On Monday CL reported on HART CEO David Armijo being put on a two-week paid suspension by the HART board after reports surfaced of wrongdoing, as a labor attorney hired by the transit agency said it would be impossible to conduct an investigation into those allegations with Armijo still in control because employees feared retaliation.
The board voted 9-1 to follow the request of attorney Dawn Siler-Nixon, but expressed extreme reluctance to do so. She told board members that she could not reveal the allegations brought forth because her investigation was not complete, but did say she could not do a thorough job unless Armijo was not in the building, as employees feared reprisals for speaking out.
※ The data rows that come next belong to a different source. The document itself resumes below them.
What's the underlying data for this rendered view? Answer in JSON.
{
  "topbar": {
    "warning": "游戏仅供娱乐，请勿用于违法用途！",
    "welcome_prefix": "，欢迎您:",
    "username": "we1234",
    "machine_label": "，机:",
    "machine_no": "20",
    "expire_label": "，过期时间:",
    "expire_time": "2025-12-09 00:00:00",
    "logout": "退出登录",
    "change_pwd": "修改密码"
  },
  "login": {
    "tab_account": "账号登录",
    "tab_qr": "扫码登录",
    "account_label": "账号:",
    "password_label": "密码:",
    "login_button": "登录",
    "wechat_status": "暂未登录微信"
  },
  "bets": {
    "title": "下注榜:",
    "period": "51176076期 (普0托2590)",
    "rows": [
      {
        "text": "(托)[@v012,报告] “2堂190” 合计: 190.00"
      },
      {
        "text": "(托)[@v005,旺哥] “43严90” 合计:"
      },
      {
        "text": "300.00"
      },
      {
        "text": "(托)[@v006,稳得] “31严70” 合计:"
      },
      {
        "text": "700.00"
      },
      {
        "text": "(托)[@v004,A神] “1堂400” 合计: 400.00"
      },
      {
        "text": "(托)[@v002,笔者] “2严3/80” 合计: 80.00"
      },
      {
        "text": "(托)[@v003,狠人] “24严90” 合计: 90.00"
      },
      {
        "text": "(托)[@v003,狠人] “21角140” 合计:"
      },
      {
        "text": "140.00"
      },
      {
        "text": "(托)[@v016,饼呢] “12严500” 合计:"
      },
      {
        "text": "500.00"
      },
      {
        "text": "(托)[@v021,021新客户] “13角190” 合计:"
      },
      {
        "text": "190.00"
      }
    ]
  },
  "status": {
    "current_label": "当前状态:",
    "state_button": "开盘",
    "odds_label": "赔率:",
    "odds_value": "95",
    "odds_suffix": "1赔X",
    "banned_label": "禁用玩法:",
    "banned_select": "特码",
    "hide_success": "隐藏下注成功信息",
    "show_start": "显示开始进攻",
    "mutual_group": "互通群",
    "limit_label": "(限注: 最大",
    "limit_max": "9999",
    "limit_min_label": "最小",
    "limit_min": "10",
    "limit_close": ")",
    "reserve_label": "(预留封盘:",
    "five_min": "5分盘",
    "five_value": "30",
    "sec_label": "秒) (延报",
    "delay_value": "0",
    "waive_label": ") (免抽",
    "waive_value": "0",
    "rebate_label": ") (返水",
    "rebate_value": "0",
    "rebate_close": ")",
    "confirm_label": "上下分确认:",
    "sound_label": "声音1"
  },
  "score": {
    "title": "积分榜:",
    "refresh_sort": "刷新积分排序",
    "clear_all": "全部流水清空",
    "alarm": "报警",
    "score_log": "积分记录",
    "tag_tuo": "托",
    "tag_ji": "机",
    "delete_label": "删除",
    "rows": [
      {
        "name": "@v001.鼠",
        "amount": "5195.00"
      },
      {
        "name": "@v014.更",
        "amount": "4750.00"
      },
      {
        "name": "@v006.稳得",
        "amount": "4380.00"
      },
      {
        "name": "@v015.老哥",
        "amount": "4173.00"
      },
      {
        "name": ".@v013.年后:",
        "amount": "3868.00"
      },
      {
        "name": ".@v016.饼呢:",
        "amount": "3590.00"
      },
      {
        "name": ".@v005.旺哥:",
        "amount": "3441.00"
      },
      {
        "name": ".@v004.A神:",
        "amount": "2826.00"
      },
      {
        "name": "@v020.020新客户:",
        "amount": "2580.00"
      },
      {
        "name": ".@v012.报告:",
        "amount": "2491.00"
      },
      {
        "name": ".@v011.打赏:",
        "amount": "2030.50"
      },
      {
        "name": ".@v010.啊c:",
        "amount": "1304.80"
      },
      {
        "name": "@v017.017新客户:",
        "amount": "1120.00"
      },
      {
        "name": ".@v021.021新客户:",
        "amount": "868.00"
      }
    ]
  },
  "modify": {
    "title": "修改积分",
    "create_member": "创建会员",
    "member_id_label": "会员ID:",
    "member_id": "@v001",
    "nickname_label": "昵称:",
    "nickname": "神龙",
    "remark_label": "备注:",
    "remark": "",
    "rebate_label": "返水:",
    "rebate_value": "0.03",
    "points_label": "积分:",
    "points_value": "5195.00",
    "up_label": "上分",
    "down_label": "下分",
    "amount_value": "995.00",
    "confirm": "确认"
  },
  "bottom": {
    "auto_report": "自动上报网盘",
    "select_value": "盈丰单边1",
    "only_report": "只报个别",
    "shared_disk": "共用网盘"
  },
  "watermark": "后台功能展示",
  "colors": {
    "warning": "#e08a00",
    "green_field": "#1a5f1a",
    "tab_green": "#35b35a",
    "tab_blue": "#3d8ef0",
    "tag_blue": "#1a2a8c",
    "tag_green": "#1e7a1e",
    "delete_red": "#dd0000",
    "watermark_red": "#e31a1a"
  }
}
She also said she had yet to speak with Armijo about the charges being made against him.
The allegations involve hiring practices and treatment of employees, but details are still relatively sketchy.
Now adding some fire to the mix is a press release issued out by Al Pina, the chair of the Florida Minority Community Reinvestment Coalition, who today issued out a provocative press release titled, Tampa African American Leaders Launch Race War Against Hispanics?
Pina writes that Armijo is one of only a "very few" Hispanic CEO's of a major public entity in all of Central Florida and the only high ranking one in Tampa. And he says that the surprising suspension smells like a "witch hunt," not least of all, he says, because "every single principal in this 'witch hunt' was African-American." He then goes on to list six names, including HART board member Wallace Bowers, who accepted the investigations when presented to him and then handed them off to HART's legal counsel in February, as well as Siler-Nixon, an attorney with the law firm of Ford & Harrison, who was selected by HART to investigate the allegations when they surfaced in February.
But another name listed, Vanessa Cephus, the President of the Amalgamated Transit Union 1593 who was fired by HART, says Pina doesn't know what he's talking about. In a brief e-mail, Cephus writes to CL and asks, "Since when did this situation become about race? That's new to me. I don't know if that list is even accurate."
In an interview with CL, Al Pina began by saying that "it's no secret that there's racial tension between African-Americans and Latinos," and says that tension began to bubble over the past decade when Hispanics became a larger minority than blacks in the country.